No me estaba refiriendo en esas líneas a una composición musical como si la vida fuera descrita del mismo modo que el maestro Antonio Vivaldi nos cantó en su pentagrama las célebres Cuatro Estaciones. Tampoco es un lienzo en donde el talento de los pintores impresionistas dejasen plasmados los colores de cada tramo dibujando la luz como Auguste Renoir o Claude Monet. Ni siquiera los maestros de la palabra que con su pluma nos han contado estremecidos los rincones de cada paisaje como hicieran nuestro Juan Ramón Jiménez o Marcel Proust o Antón Chéjov.
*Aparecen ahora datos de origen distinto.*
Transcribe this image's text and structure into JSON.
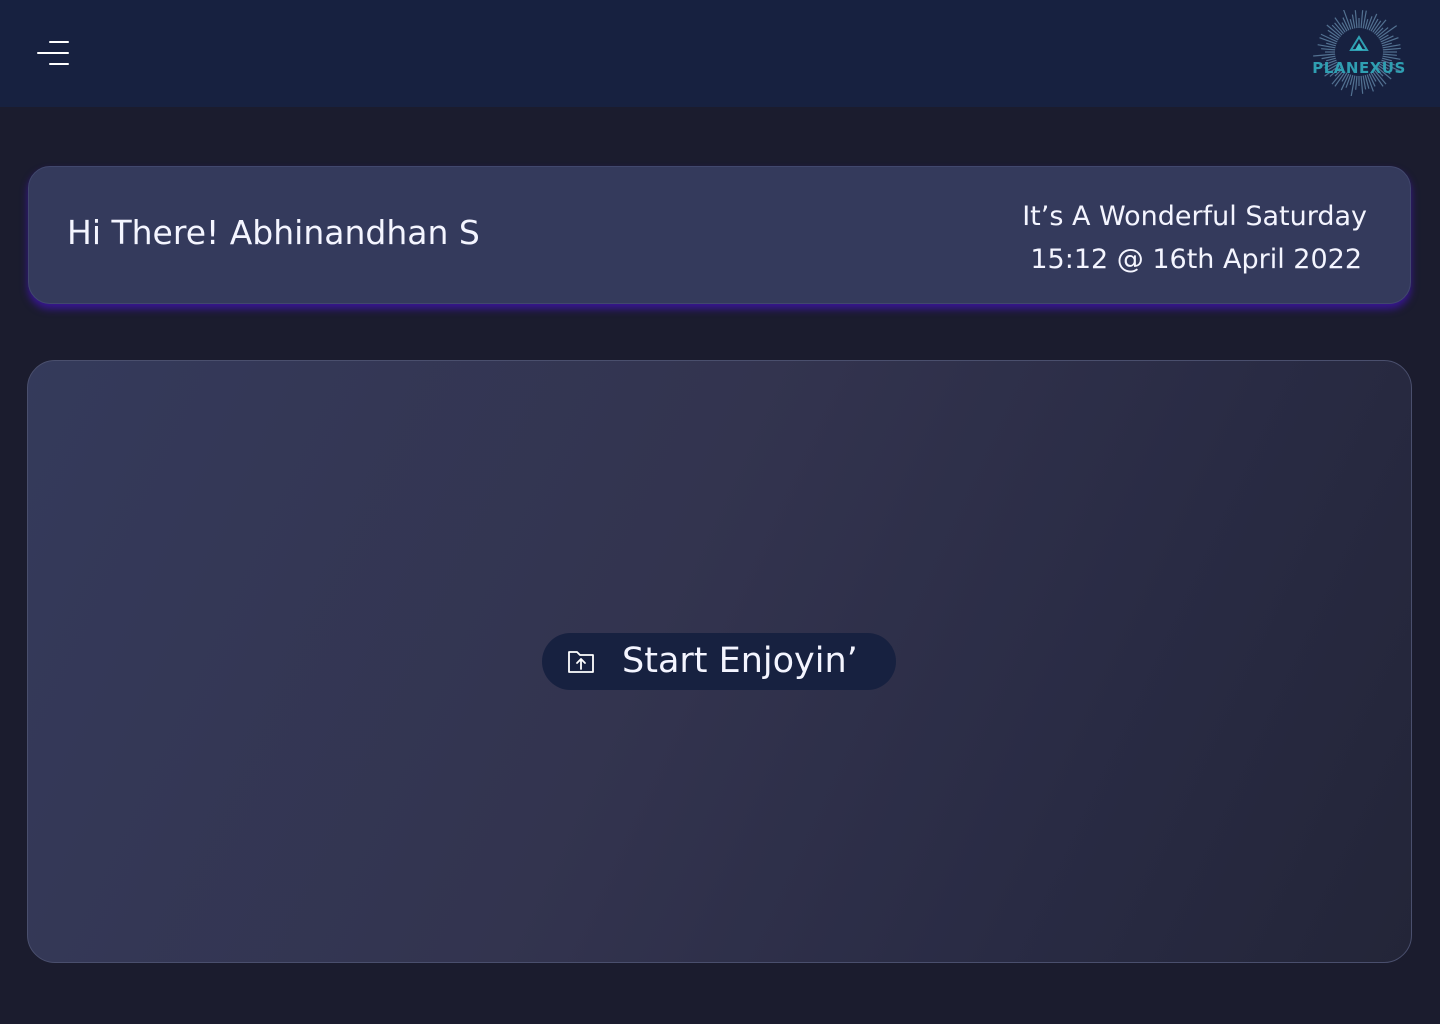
{
  "header": {
    "menu_icon": "hamburger-menu-icon",
    "logo_text": "PLANEXUS"
  },
  "greeting_card": {
    "greeting": "Hi There! Abhinandhan S",
    "day_line": "It’s A Wonderful Saturday",
    "datetime_line": "15:12 @ 16th April 2022"
  },
  "main": {
    "start_button": {
      "icon": "folder-upload-icon",
      "label": "Start Enjoyin’"
    }
  },
  "colors": {
    "background": "#1b1c2e",
    "topbar": "#172140",
    "card": "#343a5c",
    "card_glow": "#4214b4",
    "logo_accent": "#2f9fb2",
    "button": "#172140"
  }
}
La vida es mucho más. La vida de cada año y los años de toda una vida, se dejan mecer por esta fiesta cromática de tantos momentos que se asemejan a los inviernos, las primaveras, los veranos y los otoños que nos han cantado o contado los artistas. Pero efectivamente, la vida de cada año y los años de toda una vida en lo que se refiere a las personas y a las comunidades, caminan en ese vaivén del tiempo con sus horizontes más abiertos y dilatados, al igual que con sus más secretas celosías.
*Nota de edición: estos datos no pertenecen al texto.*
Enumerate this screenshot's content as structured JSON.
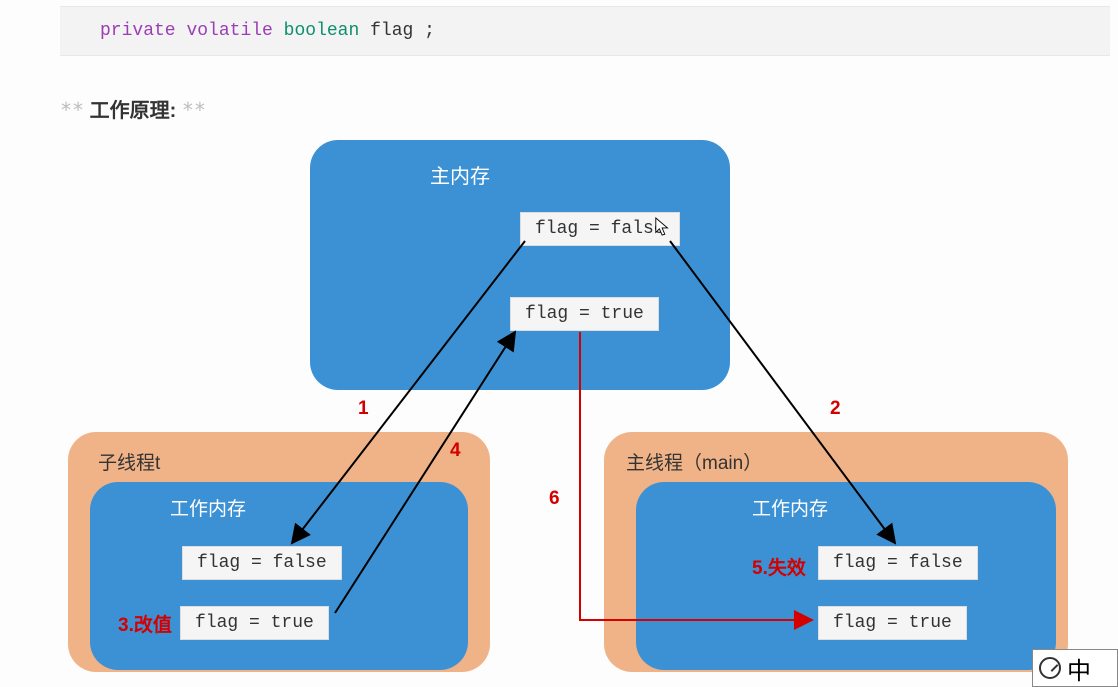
{
  "code": {
    "private": "private",
    "volatile": "volatile",
    "boolean": "boolean",
    "var": "flag",
    "semi": ";"
  },
  "heading": {
    "stars_left": "**",
    "title": "工作原理:",
    "stars_right": "**"
  },
  "main_memory": {
    "label": "主内存",
    "value1": "flag = false",
    "value2": "flag = true"
  },
  "child_thread": {
    "outer_label": "子线程t",
    "inner_label": "工作内存",
    "value1": "flag = false",
    "value2": "flag = true"
  },
  "main_thread": {
    "outer_label": "主线程（main）",
    "inner_label": "工作内存",
    "value1": "flag = false",
    "value2": "flag = true"
  },
  "annotations": {
    "n1": "1",
    "n2": "2",
    "n3": "3.改值",
    "n4": "4",
    "n5": "5.失效",
    "n6": "6"
  },
  "ime": {
    "char": "中"
  }
}
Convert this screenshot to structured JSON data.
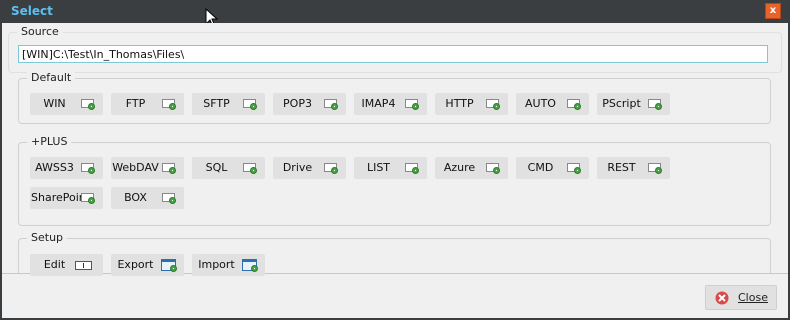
{
  "window": {
    "title": "Select",
    "close_glyph": "x"
  },
  "source": {
    "legend": "Source",
    "path": "[WIN]C:\\Test\\In_Thomas\\Files\\"
  },
  "default": {
    "legend": "Default",
    "buttons": [
      "WIN",
      "FTP",
      "SFTP",
      "POP3",
      "IMAP4",
      "HTTP",
      "AUTO",
      "PScript"
    ]
  },
  "plus": {
    "legend": "+PLUS",
    "buttons": [
      "AWSS3",
      "WebDAV",
      "SQL",
      "Drive",
      "LIST",
      "Azure",
      "CMD",
      "REST",
      "SharePoint",
      "BOX"
    ]
  },
  "setup": {
    "legend": "Setup",
    "buttons": [
      "Edit",
      "Export",
      "Import"
    ]
  },
  "footer": {
    "close_label": "Close"
  },
  "colors": {
    "title": "#5bc0f2",
    "accent_close": "#e8632a",
    "input_border": "#7ec8d8"
  }
}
La vida religiosa tiene esas fases propias de estación que suponen el inicio novicio de un comienzo, los primeros pasos adultos en la profesión temporal, la acendrada fidelidad cotidiana que se hace perpetua profesión de un verdadero sí, y finalmente la serena y humilde llegada de esa tercera edad como tiempo de la sabiduría. Hay cuatro estaciones cada año y hay también cuatro estaciones a través de toda una vida. Saber vivirlas con serena gratitud es aprender a dejarse llevar rindiendo libremente nuestra libertad a Dios y a su iniciativa. Sólo así, en este acompañamiento del Señor a nuestra vida, somos verdaderamente libres, libres de verdad.